MCM researchers simulate permafrost thaw to study response of soil ecosystems and biota to climate change

Issue: 
Network News Spring 2014, Vol. 27 No. 1

Scientists expect the impact of climate change to be amplified in Polar regions because of the sensitivity of the cryosphere to the phase change of ice to liquid water. For example, in the Artic climate change is manifest in the decreasing extent of summer sea ice and widespread thawing of permafrost. Such events are both sentinels of anthropogenic climate change as well as drivers of changing ecosystem structure and functioning. The thawing of permafrost contributes to significant changes in soil hydrology, biogeochemical cycling, and in the activity and composition of soil communities. While climate warming can elicit such responses over years to decades, thawing occurs quickly and completely. 

In Antarctica, scientists at the McMurdo Dry Valleys (MCM) Long Term Ecological Research (LTER) program observed abrupt changes in community structure and biogeochemical cycling in terrestrial and aquatic ecosystems following a record warm summer in January 2002.  The resulting thaw was especially significant as it occurred at the end of a decade-long cooling period, during which summer glacial melt decreased and aquatic and terrestrial productivity and populations of dominant biota were suppressed. The Dry Valleys ecosystems’ response to the melt exceeded the effects of the decades long cooling in both magnitude and rate of hydrological and ecological responses.  Thus, LTER scientists anticipate that climate-induced permafrost changes and their associated impacts on soil communities and biogeochemical cycles may occur over shorter time scales as distinct melt and thaw events.

To better understand this phenomenon, the MCM LTER project has initiated an experiment to manipulat hillslope soils to simulate different frequencies of permafrost thaw and to study their impacts on soil physical and biological properties.  MCM scientists have been studying the soil communities, surface geochemistry and hydrology of hillslopes near Many Glaciers Pond in eastern Taylor Valley, Antarctica, collecting initial data on microclimate, water content, nutrient cycling, and invertebrate and bacterial communities. 

During the first week of January 2014 the scientists applied 1500 liters of sterilized water to two experimental plots adjacent to an undisturbed reference plot. The water was applied to trenches excavated to the depth of the ice-table located uphill from the instrumented plots. Since the top horizons of most Antarctic soils are dry permafrost with insufficient water content to generate ice cement, thawing is likely to result in subsurface movements of water that manifest as groundwater seeps or water tacks.
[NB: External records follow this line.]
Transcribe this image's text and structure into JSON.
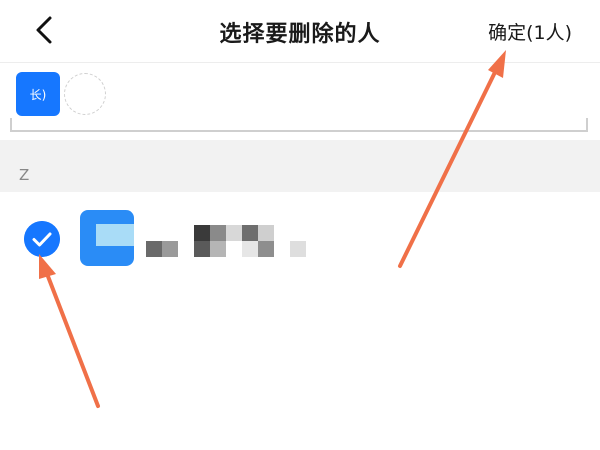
{
  "header": {
    "back_icon": "chevron-left-icon",
    "title": "选择要删除的人",
    "confirm_label": "确定(1人)"
  },
  "selected": {
    "chip_label": "长)"
  },
  "section": {
    "letter": "Z"
  },
  "contact": {
    "checked": true,
    "check_icon": "checkmark-icon",
    "avatar_icon": "group-avatar-icon"
  },
  "annotations": {
    "arrow_color": "#f07048",
    "accent_color": "#1677ff"
  }
}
The water additions are intended to simulate subsurface thaw and, indeed, automated water sensors detected significant pulses of water moving downhill from the point of application in the weeks following the start of the experiment.

In subsequent years MCM scientists will continue to simulate permafrost thaw and to test the hypotheses that the movement of subsurface water when permafrost thaws has a homogenizing effect on the distribution of nutrients, salts in the soil, and soil communities, and a stimulating effect on the populations of certain soil organisms.